Friday, 20 September 2013

Artic Skua

We have had a good few Artic Skuas around the Farnes lately and they have been doing what they do best and attack other birds for their food. We also saw one sitting on the rocks at Blue Caps and it was not bothered at all. It was just a pity it was directly into the sun. 

Here are a few pictures for you.

Monday, 9 September 2013

Sunset Cruises

The Sunset Cruises are now finished for the year and I must say they are the best trips. In the breeding season we have watched Jumplings (Guillemot Chicks) take that leap of faith. We have had the perfect light for all our photographers that have joined me and most of all we had had some cracking sunsets.

Here is some pictures I have taken throughout the year and we will be doing them again next year so if your into Photography this is a must. If your not into photography then you will not be disappointed with this trip so why not join me next year.

Saturday, 7 September 2013

Grace Darling

September 7th 1838 the Rescue Mission

William Brooks, the youngest Darling living at home, was away fishing at Seahouses when the shipwreck occurred. This meant that only Grace and her parents were in the lighthouse, at the mercy of the dreadful storm. 

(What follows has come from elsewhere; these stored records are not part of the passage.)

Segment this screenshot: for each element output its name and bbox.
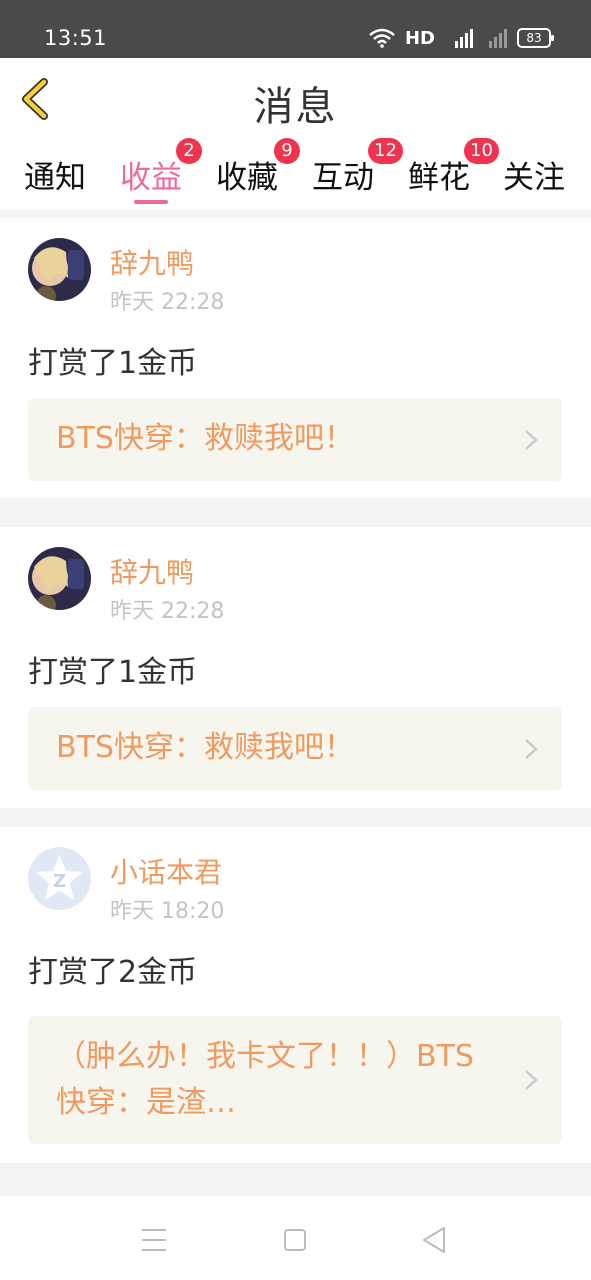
chevron-right-icon [525, 1070, 538, 1090]
count-badge: 9 [274, 138, 300, 164]
header: 消息 [0, 58, 591, 141]
book-title: BTS快穿：救赎我吧！ [56, 421, 354, 456]
tab-label: 通知 [24, 160, 86, 196]
signal-icon [489, 29, 507, 48]
system-nav-bar [0, 1196, 591, 1280]
tab-earnings[interactable]: 收益 2 [120, 138, 202, 204]
triangle-back-icon[interactable] [414, 1220, 454, 1260]
message-card: 辞九鸭 昨天 22:28 打赏了1金币 BTS快穿：救赎我吧！ [0, 218, 591, 498]
battery-icon: 83 [517, 28, 554, 48]
message-text: 打赏了1金币 [28, 655, 198, 690]
tab-label: 鲜花 [408, 160, 470, 196]
tab-label: 收益 [120, 160, 182, 196]
status-icons: HD 83 [369, 24, 554, 52]
page-title: 消息 [253, 84, 338, 130]
tab-interaction[interactable]: 互动 12 [312, 138, 403, 197]
signal-4g-icon [455, 29, 473, 48]
timestamp: 昨天 22:28 [110, 599, 225, 624]
svg-text:Z: Z [53, 871, 66, 892]
avatar[interactable] [28, 547, 91, 610]
tab-bar: 通知 收益 2 收藏 9 互动 12 鲜花 10 关注 [0, 138, 591, 210]
tab-label: 收藏 [216, 160, 278, 196]
message-card: Z 小话本君 昨天 18:20 打赏了2金币 （肿么办！我卡文了！！）BTS快穿… [0, 827, 591, 1163]
tab-follow[interactable]: 关注 [503, 152, 565, 197]
username[interactable]: 辞九鸭 [110, 242, 194, 282]
count-badge: 12 [368, 138, 403, 164]
message-card: 辞九鸭 昨天 22:28 打赏了1金币 BTS快穿：救赎我吧！ [0, 527, 591, 808]
status-time: 13:51 [44, 26, 108, 50]
wifi-icon [369, 28, 395, 48]
avatar[interactable] [28, 238, 91, 301]
tab-label: 互动 [312, 160, 374, 196]
chevron-right-icon [525, 738, 538, 759]
book-link[interactable]: （肿么办！我卡文了！！）BTS快穿：是渣… [28, 1016, 562, 1144]
count-badge: 10 [464, 138, 499, 164]
avatar[interactable]: Z [28, 847, 91, 910]
tab-label: 关注 [503, 160, 565, 196]
book-title: （肿么办！我卡文了！！）BTS快穿：是渣… [56, 1039, 474, 1120]
book-title: BTS快穿：救赎我吧！ [56, 730, 354, 765]
menu-icon[interactable] [134, 1220, 174, 1260]
count-badge: 2 [176, 138, 202, 164]
book-link[interactable]: BTS快穿：救赎我吧！ [28, 707, 562, 790]
timestamp: 昨天 18:20 [110, 899, 225, 924]
chevron-right-icon [525, 429, 538, 450]
status-bar: 13:51 HD 83 [0, 0, 591, 58]
message-text: 打赏了1金币 [28, 346, 198, 381]
tab-flowers[interactable]: 鲜花 10 [408, 138, 499, 197]
hd-indicator: HD [404, 27, 435, 49]
active-tab-indicator [134, 200, 168, 204]
message-text: 打赏了2金币 [28, 955, 198, 990]
timestamp: 昨天 22:28 [110, 290, 225, 315]
book-link[interactable]: BTS快穿：救赎我吧！ [28, 398, 562, 481]
username[interactable]: 小话本君 [110, 851, 222, 891]
tab-favorites[interactable]: 收藏 9 [216, 138, 300, 197]
username[interactable]: 辞九鸭 [110, 551, 194, 591]
tab-notice[interactable]: 通知 [24, 152, 86, 197]
home-square-icon[interactable] [275, 1220, 315, 1260]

Grace, unable to sleep, was watching the storm through her bedroom window. She saw a large, black shape on Big Harcar Rock. Grace woke her father and with a telescope they studied the wreck for signs of life. They were none. Grace watched and watched and as daylight crept in around 7am Grace saw movement on the rock. There were indeed survivors of the wreck, two or three perhaps. William thought the sea was to rough for the lifeboat from Seahouses to set out, so he pondered what to do. 
He knew the rocks and he knew the tides but was still not sure. Grace pleaded with her father to try and rescue them.
As Grace's mother watched her husband and daughter push the 20 foot coble out into the sea she feared the worst. 

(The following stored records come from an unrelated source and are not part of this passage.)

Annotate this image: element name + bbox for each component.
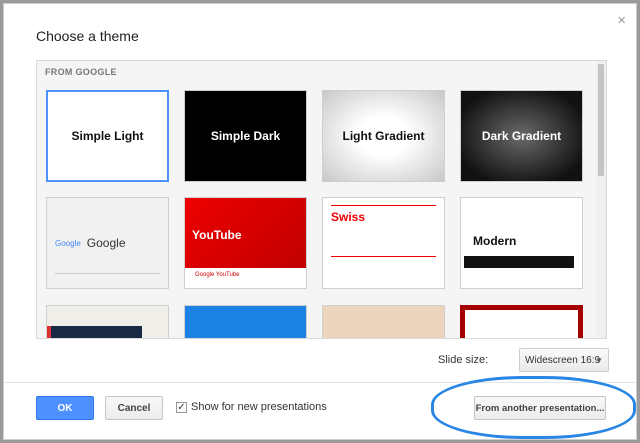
show-for-new-label: Show for new presentations (191, 401, 327, 413)
theme-label: Light Gradient (342, 129, 425, 143)
theme-label: Simple Light (71, 129, 144, 143)
youtube-footer-logo: Google YouTube (195, 272, 240, 278)
slide-size-value: Widescreen 16:9 (525, 354, 601, 366)
theme-gallery: FROM GOOGLE Simple Light Simple Dark Lig… (36, 60, 607, 339)
theme-label: Simple Dark (210, 129, 281, 143)
theme-simple-light[interactable]: Simple Light (46, 90, 169, 182)
theme-peach[interactable] (322, 305, 445, 338)
cream-navy-block (47, 326, 142, 338)
cream-red-stripe (47, 326, 51, 338)
theme-label: Modern (473, 234, 517, 248)
theme-dialog: Choose a theme × FROM GOOGLE Simple Ligh… (3, 3, 637, 440)
theme-google[interactable]: Google Google (46, 197, 169, 289)
swiss-top-line (331, 205, 436, 206)
theme-blue[interactable] (184, 305, 307, 338)
google-logo: Google (55, 238, 81, 248)
theme-simple-dark[interactable]: Simple Dark (184, 90, 307, 182)
theme-youtube[interactable]: YouTube Google YouTube (184, 197, 307, 289)
theme-label: Dark Gradient (481, 129, 562, 143)
ok-button[interactable]: OK (36, 396, 94, 420)
footer-divider (4, 382, 636, 383)
chevron-down-icon: ▼ (595, 356, 603, 365)
swiss-mid-line (331, 256, 436, 257)
scroll-thumb[interactable] (598, 64, 604, 176)
theme-cream[interactable] (46, 305, 169, 338)
youtube-footer-bar: Google YouTube (185, 268, 306, 288)
theme-light-gradient[interactable]: Light Gradient (322, 90, 445, 182)
dialog-title: Choose a theme (36, 28, 139, 44)
divider-line (55, 273, 160, 274)
theme-red-frame[interactable] (460, 305, 583, 338)
theme-dark-gradient[interactable]: Dark Gradient (460, 90, 583, 182)
from-another-presentation-button[interactable]: From another presentation... (474, 396, 606, 420)
theme-modern[interactable]: Modern (460, 197, 583, 289)
show-for-new-checkbox[interactable]: ✓ (176, 402, 187, 413)
cancel-button[interactable]: Cancel (105, 396, 163, 420)
slide-size-select[interactable]: Widescreen 16:9 ▼ (519, 348, 609, 372)
theme-label: Google (86, 236, 126, 250)
theme-swiss[interactable]: Swiss (322, 197, 445, 289)
gallery-scrollbar[interactable] (596, 61, 606, 338)
modern-bar (464, 256, 574, 268)
theme-label: Swiss (331, 210, 366, 224)
slide-size-label: Slide size: (438, 354, 489, 366)
theme-label: YouTube (192, 228, 242, 242)
section-label: FROM GOOGLE (45, 67, 117, 77)
close-icon[interactable]: × (617, 13, 626, 28)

William decided that he would go on the south side of the rocks and this would give him more shelter from the stormy seas. Grace and her father rowed the boat around Blue Caps towards Big Harcar defying the wind, swell and spray and made it to the wreck. William then realised that 2 trips woul have to be done. 

William and Grace managed to get the boat close to the rock so that William could jump of to see the survivors. Grace held the boat while her father gathered together the weakest survivors and attempt to get them onto the boat. 
I could imagine that it was a hard decision to make which ones he took first but he did take Mrs Dawson with him but her two small children were dead and persuaded to leave them on the rock. 

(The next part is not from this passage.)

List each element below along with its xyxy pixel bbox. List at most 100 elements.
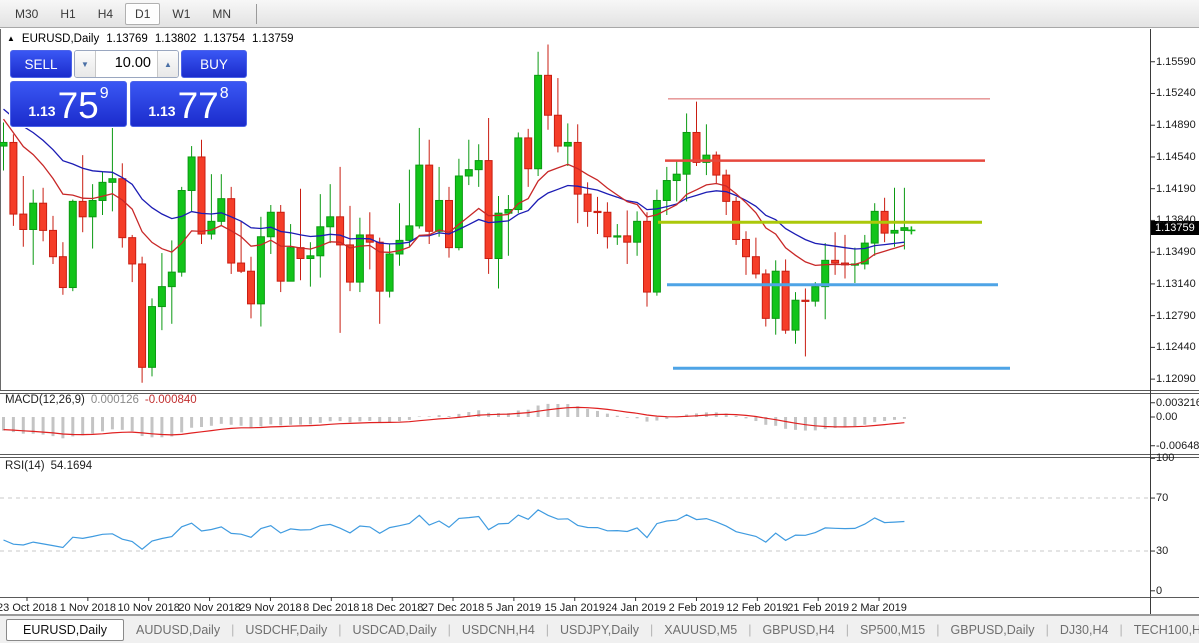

I could not have done that if it was me but I suppose he did not want to lose another life. An injured man was next, but William needed some strong men to help him. He took John Tulloch and John Nicholson but this left Daniel Donovan and 3 others on the rock, plus the bodies of Reverend Rob and Mrs Dawson's children. 

They made it back to the Longstone and then he went back with the 2 survivors to rescue the remaining survivors. The 3 bodies were left on the rock until it was safer to collect them. 

Can you imagine the mixed feelings between Grace and William. It would have been joy, fear and sorrow for Mrs Dawson's loss, all mixed into one. 

  This is the report that William Darling sent to Trinity House 

 This is Grace Darling's window she looked out of during that stormy night. 

Today was 175 years since that famous day and the RNLI laid a reef on the water to celebrate our hero Grace Darling. We can not forget her father William either as he was a hero to.

They were going to try and row an old lifeboat out to the Longstone but the weather was to bad for them to do it. They however did row it out as far as they could and I have to take my hat off to the guys for doing it.

These are some pictures from today's adventures.

 The old and the new together as they come into the harbour.